A few minutes passed in an embarrassing silence then a voice was heard from the mouth of one of the spectators.
“What do you want from me, now?”
Silence.
“I am speaking to you, bloody baron. What do you want?”
“To know who you are, what is your name?” This time it was young Adolfo who spoke.
“I wasn’t speaking to you. It is he who must answer me.”
“Who are you spirit?” asked the professor in a small voice.
“Ohhh! About time, too. Have you lost your tongue? Has it been cut out? Once upon a time, you talked, too much, even!”
“But… but… but… who are you?
“Are you getting old, don’t you recognise me? I am Alfonso Benassi. I see you still have one of my coins with you. They were really a fine piece of work!”
“Do you mean that the coins belonged to you?”
“No, you dotard! I mean that I made them! When I was at Masserano, do you recall? You ordered them from you, you swine. After that, you burnt down my house with me and my wife inside it,” the voice cracked for a moment. “May God strike you down; you also took my son away!”
The voice fell silent.
In the total silence, the coin rose slowly from the table, seeming to remain suspended in the air for an interminable moment. Twenty pairs of eyes stared at it in amazement. Then it moved, very slowly, it stopped an inch above the flame of a candle.
“Do you want it?” thundered the voice, “take it, it is yours!”
As if it had been shot from a catapult, the coin struck the professor in the chest and without caring that it was scorching hot, he caught it before it could fall to the ground. He gave a shout of pain.
“Does it burn?” said the voice with a gloomy chuckle. “Do you feel it burn? Do you feel it? Do you feel…” the voice faded away into silence.
A few minutes passed before Adolfo broke the silence, asking the professor if he felt all right.
There was no answer, he turned to him and saw that the chair was empty. Someone turned on the electric light, the profe
ssor had disappeared.
Thérèse, on the other hand, as white as a sheet was still staring at Carlo, paralysed with fright.
First of all everyone now turned towards Carlo who, thinking that he had fallen asleep, asked, “What, what? Was I snoring?”
No one answered, only Thérèse, worried but gentle, asked him,
“Did you really not know what was happening?”
“Why, what happened?”
Nice – June 27th 1930
The next morning Carlo woke with a thundering headache. The noise of the surf coming through his bedroom window had woken him. He turned with a pained smile to see Thérèse who was just waking up and was asking him how he felt.

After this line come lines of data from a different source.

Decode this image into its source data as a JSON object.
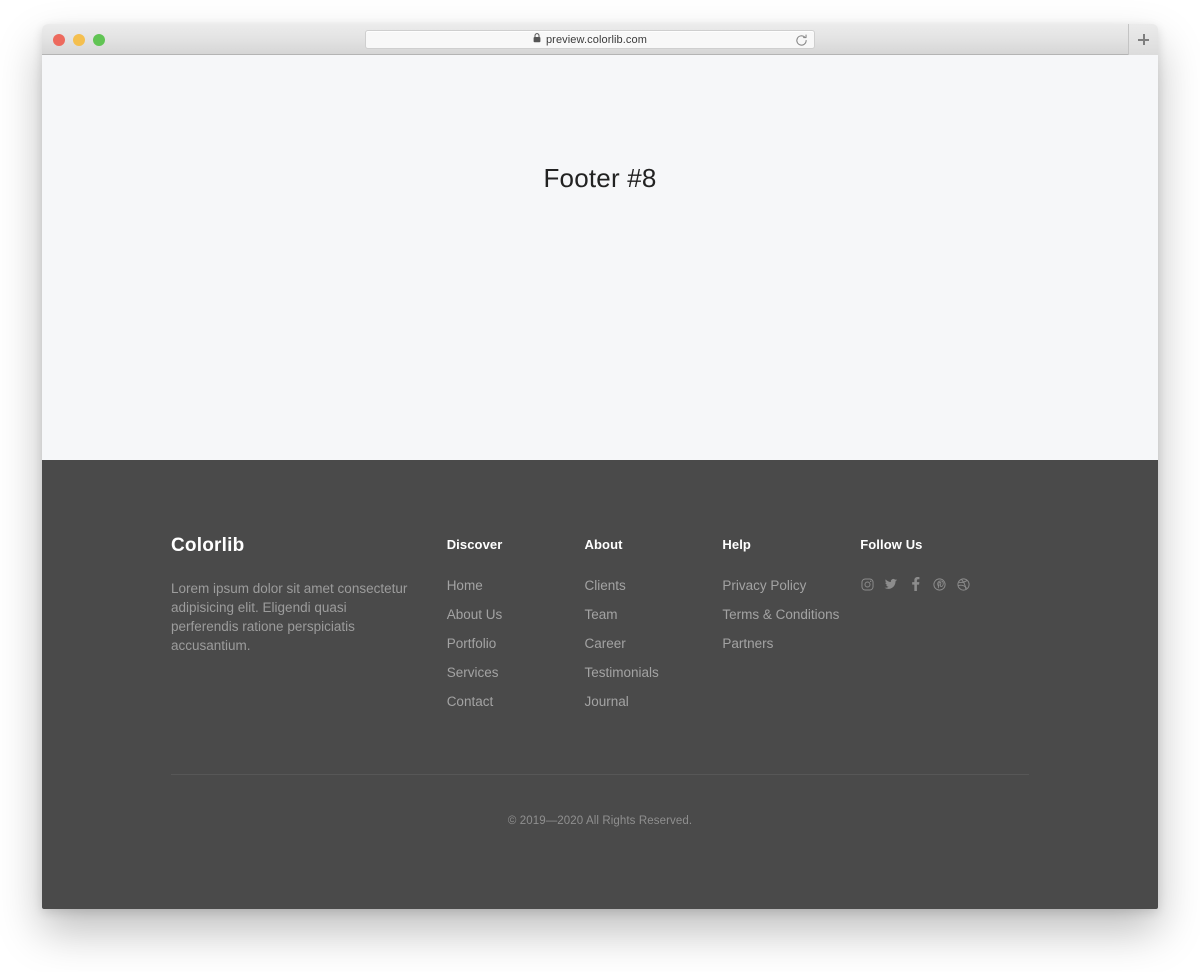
{
  "browser": {
    "traffic_lights": [
      {
        "name": "close",
        "color": "#ed6a5e"
      },
      {
        "name": "minimize",
        "color": "#f4bf4f"
      },
      {
        "name": "zoom",
        "color": "#61c454"
      }
    ],
    "url": "preview.colorlib.com",
    "lock_icon": "lock-icon",
    "reload_icon": "reload-icon",
    "new_tab_icon": "plus-icon"
  },
  "hero": {
    "title": "Footer #8",
    "background": "#f6f7f9"
  },
  "footer": {
    "background": "#4a4a4a",
    "brand": {
      "name": "Colorlib",
      "description": "Lorem ipsum dolor sit amet consectetur adipisicing elit. Eligendi quasi perferendis ratione perspiciatis accusantium."
    },
    "columns": [
      {
        "heading": "Discover",
        "links": [
          "Home",
          "About Us",
          "Portfolio",
          "Services",
          "Contact"
        ]
      },
      {
        "heading": "About",
        "links": [
          "Clients",
          "Team",
          "Career",
          "Testimonials",
          "Journal"
        ]
      },
      {
        "heading": "Help",
        "links": [
          "Privacy Policy",
          "Terms & Conditions",
          "Partners"
        ]
      }
    ],
    "social": {
      "heading": "Follow Us",
      "icons": [
        "instagram-icon",
        "twitter-icon",
        "facebook-icon",
        "pinterest-icon",
        "dribbble-icon"
      ]
    },
    "copyright": "© 2019—2020 All Rights Reserved."
  }
}
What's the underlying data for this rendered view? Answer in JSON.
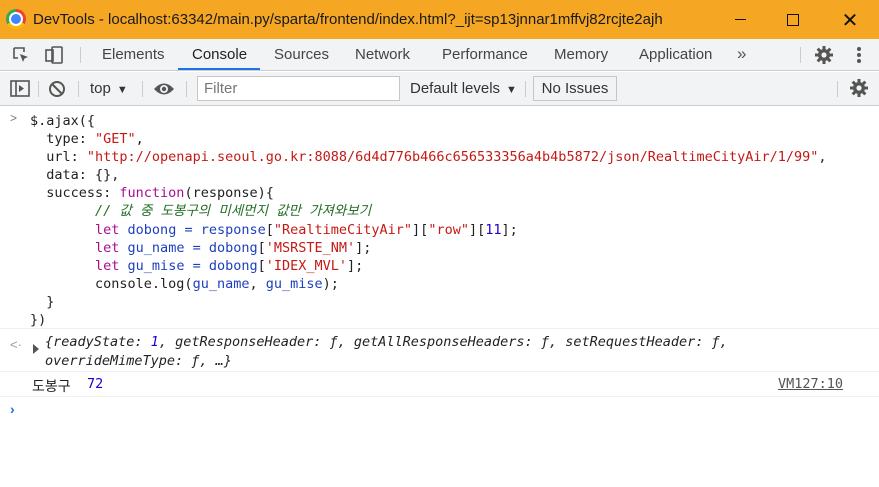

He sat on the edge of the bed beside Thérèse and took her hand, asking,
“Did that voice really come from me?”
“Yes, I swear it and it was not your voice, it was completely different. It spoke Italian, but with a strange inflection. I didn’t understand everything the voice said, but I understood that it was very angry with a certain baron: I thought that was the professor.”
“I knew nothing about it. What I know I heard from Signor Adolfo. He told me the whole story. What a strange young man.”
“At first I thought it was one of the professor’s tricks. I didn’t realise that you were speaking.”
“Who knows where he is now? I don’t think he set up all this business to run off with a coin, no matter how precious it is. What do you think?”
Carlo got up and went onto the balcony.
“Come out here, my dear, it looks like a beautiful day, there must have been a storm last night and it has blown away yesterday’s clouds.”